We will use complex numbers and suppose that $\Gamma$ is centred at the origin so that $\Gamma$ is the set of complex numbers $w$ such that $|w|=1$. Moreover, w.l.o.g., we can suppose that $A=1$, $B=\omega$, $C={\omega }^2$, where $\omega =e^{2\pi i/3}$ is a cube root of unity and $1+\omega +{\omega }^2=0$. Let the complex number $z$ stand for $P$. Then $$|PA|=|z-1|,|PB|=|z-\omega |,|PC|=|z-{\omega }^2|,$$ and so $$\begin{array}{rl}|PA|\cdot |PB|\cdot |PC|& =|z-1||z-\omega ||z-{\omega }^2|\\ & =|(z-1)(z-\omega )(z-{\omega }^2)|\\ & =|z^3-1|\\ & \le |z^3|+1(\text{since }|a+b|\le |a|+|b|)\\ & =|z{|}^3+1\\ & \le 2\end{array}$$ if $P$ is within or on $\Gamma$, in which case $|z|\le 1$.

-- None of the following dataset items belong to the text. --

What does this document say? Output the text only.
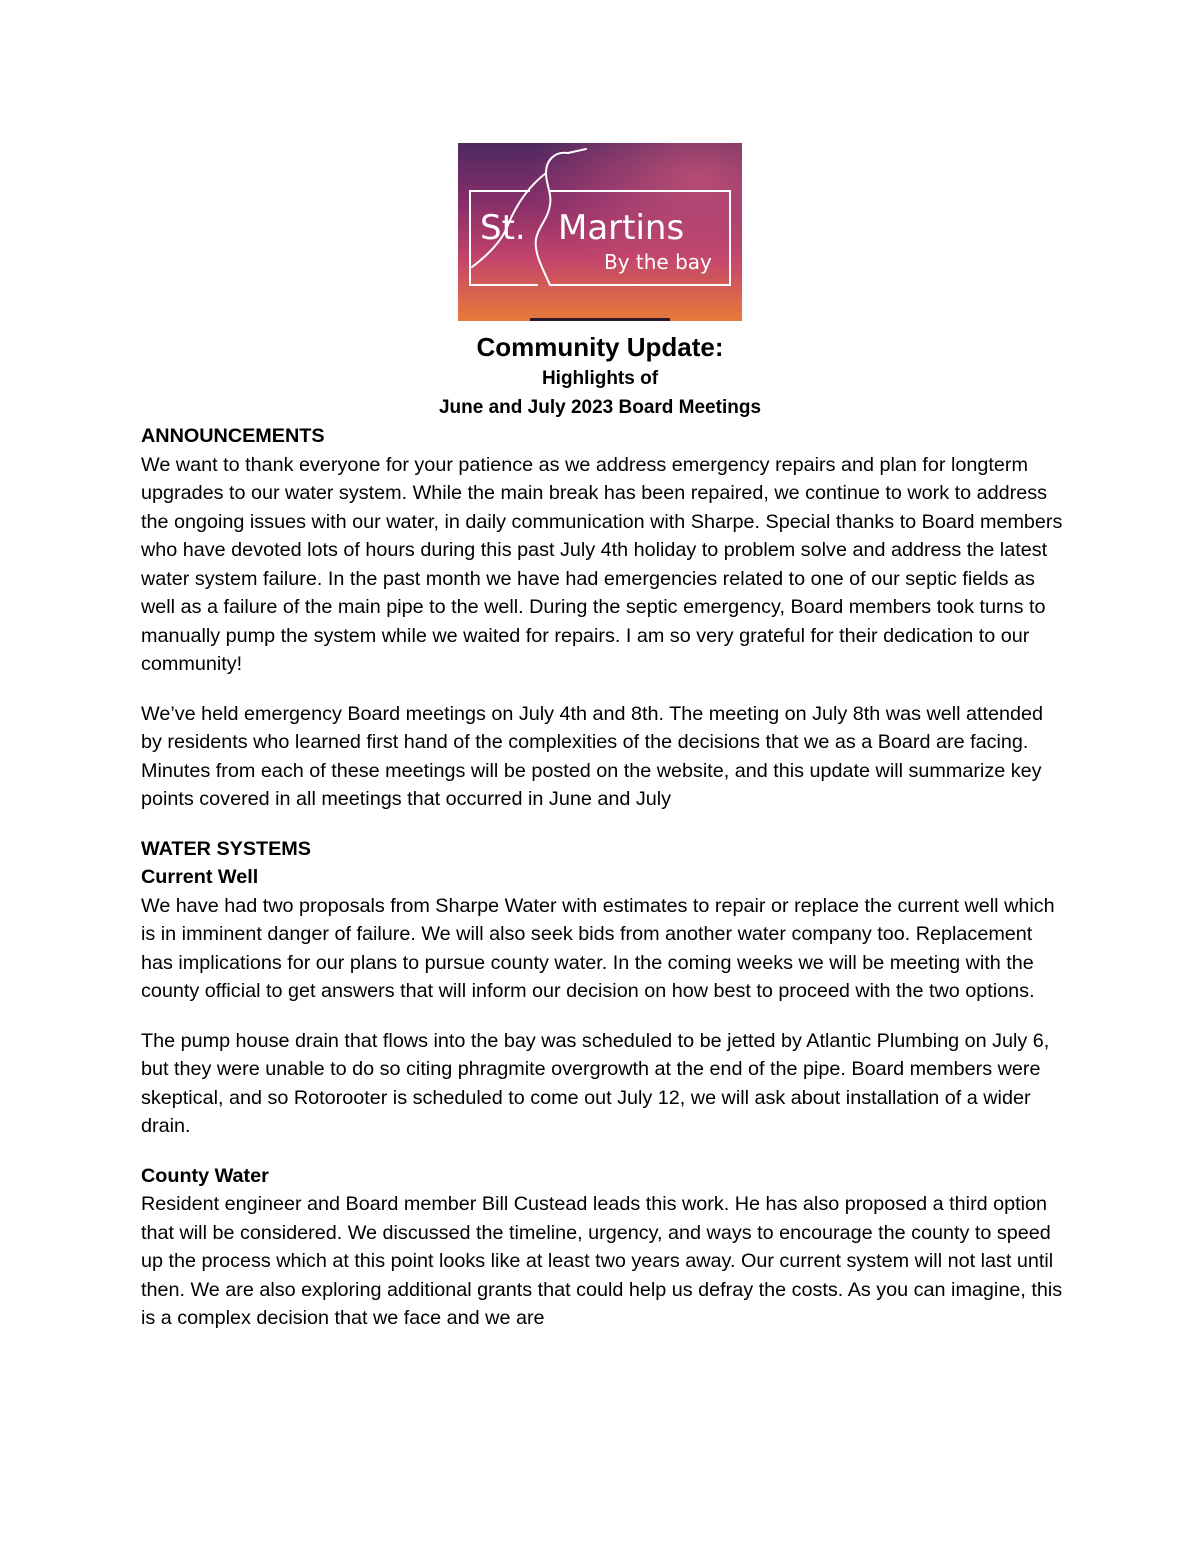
St. Martins
By the bay
Community Update:
Highlights of
June and July 2023 Board Meetings

ANNOUNCEMENTS

We want to thank everyone for your patience as we address emergency repairs and plan for longterm upgrades to our water system. While the main break has been repaired, we continue to work to address the ongoing issues with our water, in daily communication with Sharpe. Special thanks to Board members who have devoted lots of hours during this past July 4th holiday to problem solve and address the latest water system failure. In the past month we have had emergencies related to one of our septic fields as well as a failure of the main pipe to the well. During the septic emergency, Board members took turns to manually pump the system while we waited for repairs. I am so very grateful for their dedication to our community!

We’ve held emergency Board meetings on July 4th and 8th. The meeting on July 8th was well attended by residents who learned first hand of the complexities of the decisions that we as a Board are facing. Minutes from each of these meetings will be posted on the website, and this update will summarize key points covered in all meetings that occurred in June and July

WATER SYSTEMS

Current Well

We have had two proposals from Sharpe Water with estimates to repair or replace the current well which is in imminent danger of failure. We will also seek bids from another water company too. Replacement has implications for our plans to pursue county water. In the coming weeks we will be meeting with the county official to get answers that will inform our decision on how best to proceed with the two options.

The pump house drain that flows into the bay was scheduled to be jetted by Atlantic Plumbing on July 6, but they were unable to do so citing phragmite overgrowth at the end of the pipe. Board members were skeptical, and so Rotorooter is scheduled to come out July 12, we will ask about installation of a wider drain.

County Water

Resident engineer and Board member Bill Custead leads this work. He has also proposed a third option that will be considered. We discussed the timeline, urgency, and ways to encourage the county to speed up the process which at this point looks like at least two years away. Our current system will not last until then. We are also exploring additional grants that could help us defray the costs. As you can imagine, this is a complex decision that we face and we are
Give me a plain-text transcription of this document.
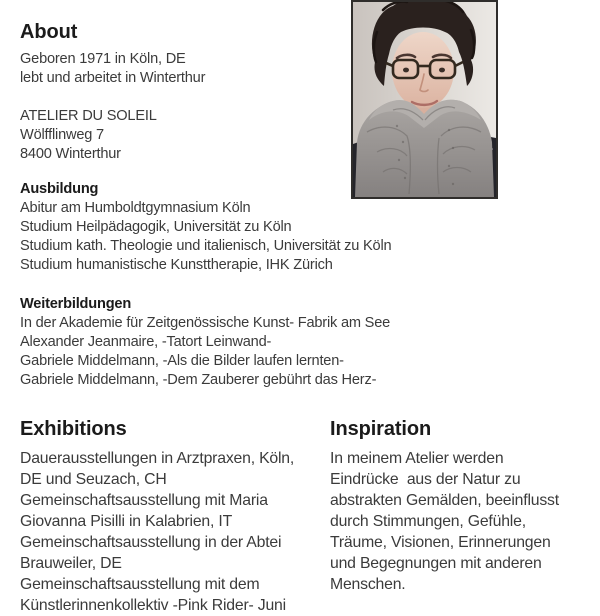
About
Geboren 1971 in Köln, DE
lebt und arbeitet in Winterthur
ATELIER DU SOLEIL
Wölfflinweg 7
8400 Winterthur
Ausbildung
Abitur am Humboldtgymnasium Köln
Studium Heilpädagogik, Universität zu Köln
Studium kath. Theologie und italienisch, Universität zu Köln
Studium humanistische Kunsttherapie, IHK Zürich
Weiterbildungen
In der Akademie für Zeitgenössische Kunst- Fabrik am See
Alexander Jeanmaire, -Tatort Leinwand-
Gabriele Middelmann, -Als die Bilder laufen lernten-
Gabriele Middelmann, -Dem Zauberer gebührt das Herz-
Exhibitions
Dauerausstellungen in Arztpraxen, Köln,
DE und Seuzach, CH
Gemeinschaftsausstellung mit Maria
Giovanna Pisilli in Kalabrien, IT
Gemeinschaftsausstellung in der Abtei
Brauweiler, DE
Gemeinschaftsausstellung mit dem
Künstlerinnenkollektiv -Pink Rider- Juni
Inspiration
In meinem Atelier werden
Eindrücke  aus der Natur zu
abstrakten Gemälden, beeinflusst
durch Stimmungen, Gefühle,
Träume, Visionen, Erinnerungen
und Begegnungen mit anderen
Menschen.
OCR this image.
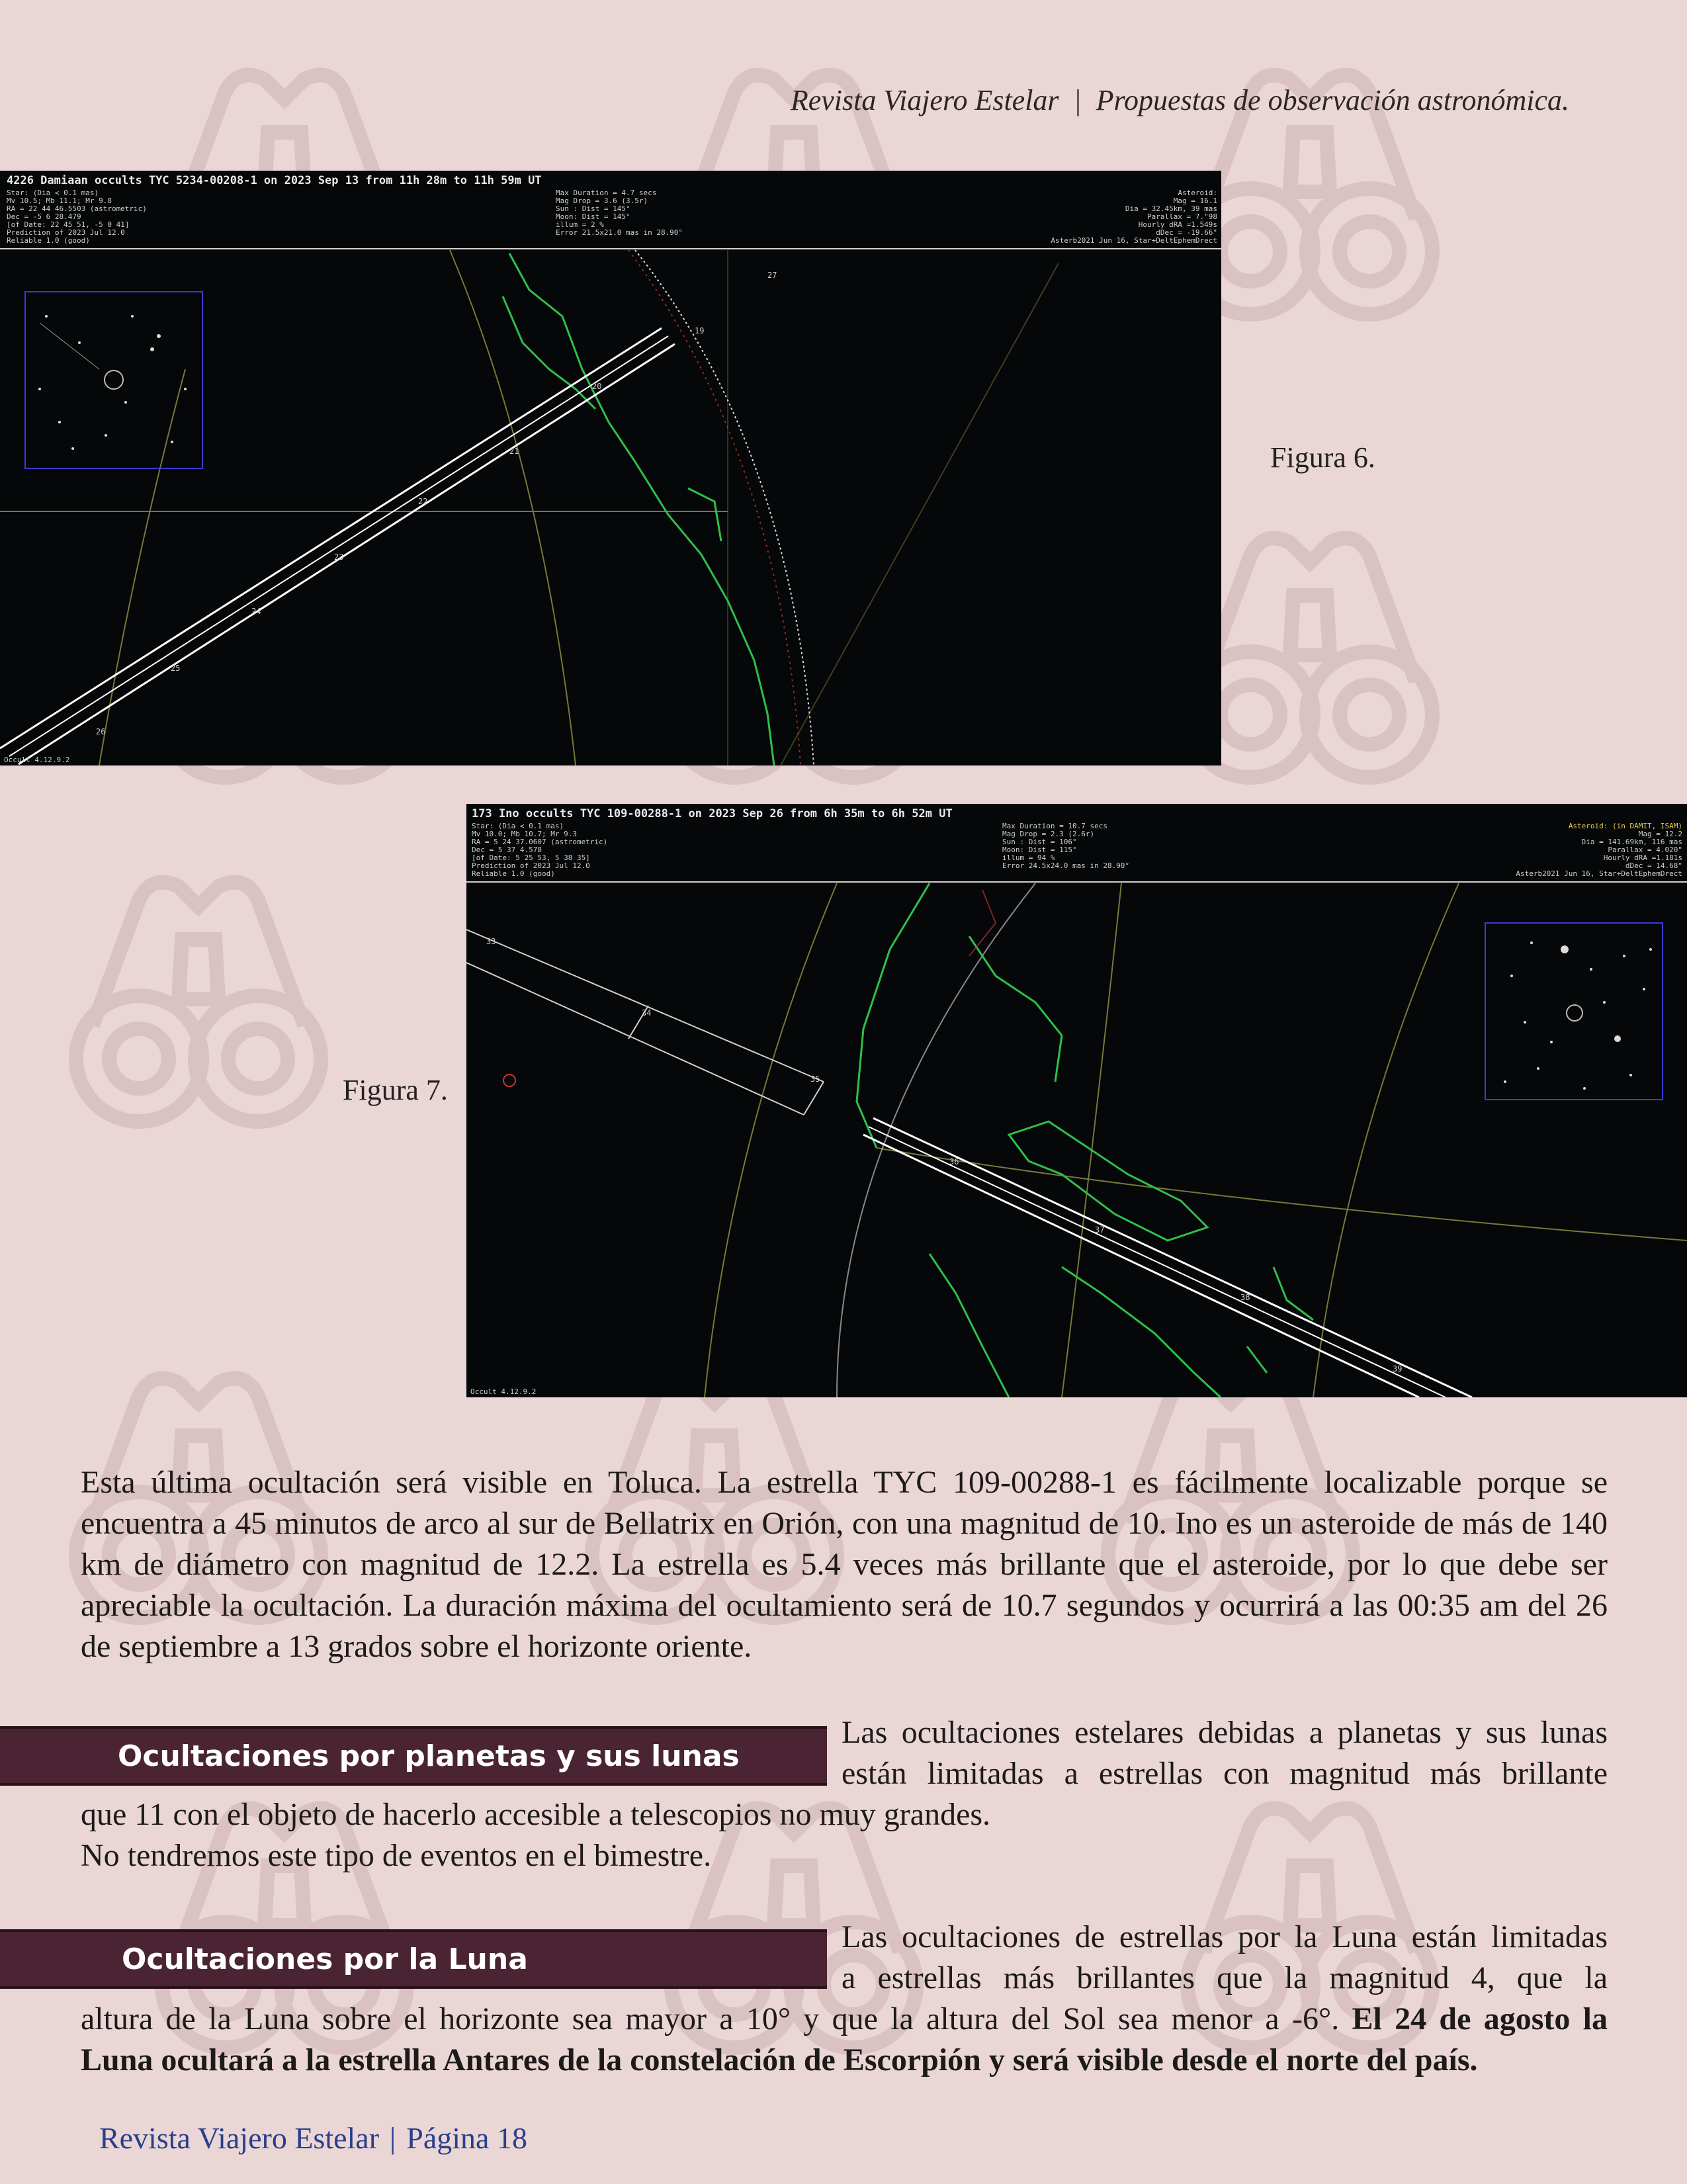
Revista Viajero Estelar | Propuestas de observación astronómica.
4226 Damiaan occults TYC 5234-00208-1 on 2023 Sep 13 from 11h 28m to 11h 59m UT
Star: (Dia < 0.1 mas)
Mv 10.5; Mb 11.1; Mr 9.8
RA = 22 44 46.5503 (astrometric)
Dec = -5 6 28.479
[of Date: 22 45 51, -5 0 41]
Prediction of 2023 Jul 12.0
Reliable 1.0 (good)
Max Duration = 4.7 secs
Mag Drop = 3.6 (3.5r)
Sun : Dist = 145°
Moon: Dist = 145°
illum = 2 %
Error 21.5x21.0 mas in 28.90°
Asteroid:
Mag = 16.1
Dia = 32.45km, 39 mas
Parallax = 7."98
Hourly dRA =1.549s
dDec = -19.66"
Asterb2021 Jun 16, Star+DeltEphemDrect
26
25
24
23
22
21
20
19
27
Occult 4.12.9.2
Figura 6.
173 Ino occults TYC 109-00288-1 on 2023 Sep 26 from 6h 35m to 6h 52m UT
Star: (Dia < 0.1 mas)
Mv 10.0; Mb 10.7; Mr 9.3
RA = 5 24 37.0607 (astrometric)
Dec = 5 37 4.578
[of Date: 5 25 53, 5 38 35]
Prediction of 2023 Jul 12.0
Reliable 1.0 (good)
Max Duration = 10.7 secs
Mag Drop = 2.3 (2.6r)
Sun : Dist = 106°
Moon: Dist = 115°
illum = 94 %
Error 24.5x24.0 mas in 28.90°
Asteroid: (in DAMIT, ISAM)
Mag = 12.2
Dia = 141.69km, 116 mas
Parallax = 4.020"
Hourly dRA =1.181s
dDec = 14.68"
Asterb2021 Jun 16, Star+DeltEphemDrect
33
34
35
36
37
38
39
Occult 4.12.9.2
Figura 7.
Esta última ocultación será visible en Toluca. La estrella TYC 109-00288-1 es fácilmente localizable porque se encuentra a 45 minutos de arco al sur de Bellatrix en Orión, con una magnitud de 10. Ino es un asteroide de más de 140 km de diámetro con magnitud de 12.2. La estrella es 5.4 veces más brillante que el asteroide, por lo que debe ser apreciable la ocultación. La duración máxima del ocultamiento será de 10.7 segundos y ocurrirá a las 00:35 am del 26 de septiembre a 13 grados sobre el horizonte oriente.
Ocultaciones por planetas y sus lunas
Las ocultaciones estelares debidas a planetas y sus lunas
están limitadas a estrellas con magnitud más brillante
que 11 con el objeto de hacerlo accesible a telescopios no muy grandes.
No tendremos este tipo de eventos en el bimestre.
Ocultaciones por la Luna
Las ocultaciones de estrellas por la Luna están limitadas
a estrellas más brillantes que la magnitud 4, que la
altura de la Luna sobre el horizonte sea mayor a 10° y que la altura del Sol sea menor a -6°. El 24 de agosto la
Luna ocultará a la estrella Antares de la constelación de Escorpión y será visible desde el norte del país.
Revista Viajero Estelar | Página 18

We will now show that equality occurs exactly when $P$ is one of the three points on $\Gamma$ that are obtained by a $60^{\circ }$-rotation of $A,B,C$. Equality occurs above when $|z^3|=1$ and $|z^3-1|=2$, i.e. when $z^3$ is on $\Gamma$ and has distance $2$ from the complex number $1$. This happens exactly when $z^3=-1$. This equation has three solutions: $-1,-\omega ,-{\omega }^2$. These three complex numbers are diametrically opposite $A,B,C$ on $\Gamma$ and so can also be obtained by rotating $A,B,C$ by $60^{\circ }$ about the circumcentre of triangle $ABC$.